WebFlux: starts a separate Netty server with a minimal event loop — see connector-event-loop-threads below.

stacksaga.trace-window.connector-event-loop-threads

int

1

(WebFlux only) Number of Netty event-loop threads allocated to the secondary admin server started on connector-port. The default of 1 is intentionally minimal — Netty’s default would allocate CPU × 2 threads per server instance, which is wasteful for a rarely-accessed connector port. Raise this value only if the connector port receives sustained concurrent traffic. Must be at least 1. Has no effect in the Servlet variant.

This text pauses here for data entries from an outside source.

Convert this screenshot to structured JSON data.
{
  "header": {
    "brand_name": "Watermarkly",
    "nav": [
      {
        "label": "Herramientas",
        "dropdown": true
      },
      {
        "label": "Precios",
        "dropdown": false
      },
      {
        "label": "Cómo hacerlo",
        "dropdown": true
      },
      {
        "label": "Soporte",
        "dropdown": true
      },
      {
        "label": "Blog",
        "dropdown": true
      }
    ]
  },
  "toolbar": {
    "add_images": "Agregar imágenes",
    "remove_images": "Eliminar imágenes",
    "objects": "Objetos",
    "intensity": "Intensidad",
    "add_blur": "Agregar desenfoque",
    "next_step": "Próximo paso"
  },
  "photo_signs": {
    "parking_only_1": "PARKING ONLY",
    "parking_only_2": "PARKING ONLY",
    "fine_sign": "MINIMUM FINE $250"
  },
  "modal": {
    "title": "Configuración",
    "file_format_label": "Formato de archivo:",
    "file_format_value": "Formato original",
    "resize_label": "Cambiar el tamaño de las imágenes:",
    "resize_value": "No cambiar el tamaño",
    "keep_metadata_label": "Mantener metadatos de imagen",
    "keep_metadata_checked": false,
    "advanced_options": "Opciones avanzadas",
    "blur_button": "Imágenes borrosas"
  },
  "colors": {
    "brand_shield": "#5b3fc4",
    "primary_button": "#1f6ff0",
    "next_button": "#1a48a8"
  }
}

stacksaga.trace-window.connector-ssl-bundle

String

(none)

The name of a Spring Boot SSL bundle (declared under spring.ssl.bundle.*) to use for HTTPS on the connector port. Only takes effect when connector-port is also set. The main application port’s SSL configuration is completely independent and is not affected. Leave unset to run the connector port over plain HTTP.

When enable-api=true and secure-api=true, startup validation enforces that access-token is present. The application will fail to start if the token is missing.

Configuration Examples

Minimal — API enabled with No authentication (Development / testing only)

stacksaga:
  trace-window:
    enable-api: true
    secure-api: false

Dedicated connector port (HTTP) and token authentication

  • The /stacksaga endpoints are only reachable on port 8787. Requests to /stacksaga on the main port receive 403 Forbidden.

  • Create access token. read more User management

stacksaga:
  trace-window:
    enable-api: true
    connector-port: 8787
    access-token: "your-token-generated-from-trace-window-ui"

Dedicated connector port with HTTPS (SSL bundle)

Define the SSL bundle under spring.ssl.bundle.* and reference it by name.

spring:
  ssl:
    bundle:
      jks:
        my-admin-cert:
          keystore:
            location: classpath:admin-keystore.p12
            password: changeit
            type: PKCS12

stacksaga:
  trace-window:
    enable-api: true
    access-token: "your-token-generated-from-trace-window-ui"
    connector-port: 8787
    connector-ssl-bundle: my-admin-cert
The main application port (e.g. server.port=8443) and the connector port can use different certificates. Each connector/server owns its SSL settings independently.

Dedicated connector port with custom thread count (WebFlux only)

Increase the event-loop thread count when the connector port is expected to handle sustained concurrent traffic.

stacksaga:
  trace-window:
    enable-api: true
    access-token: "your-token-generated-from-trace-window-ui"
    connector-port: 8787
    connector-event-loop-threads: 2
The connector-event-loop-threads property is only meaningful for the WebFlux variant. It has no effect in the Servlet variant.

Development / testing — no authentication (CORS only)

stacksaga:
  trace-window:
    enable-api: true
    secure-api: false
With secure-api=false the /stacksaga endpoints are accessible without any token. Do not use this setting in production.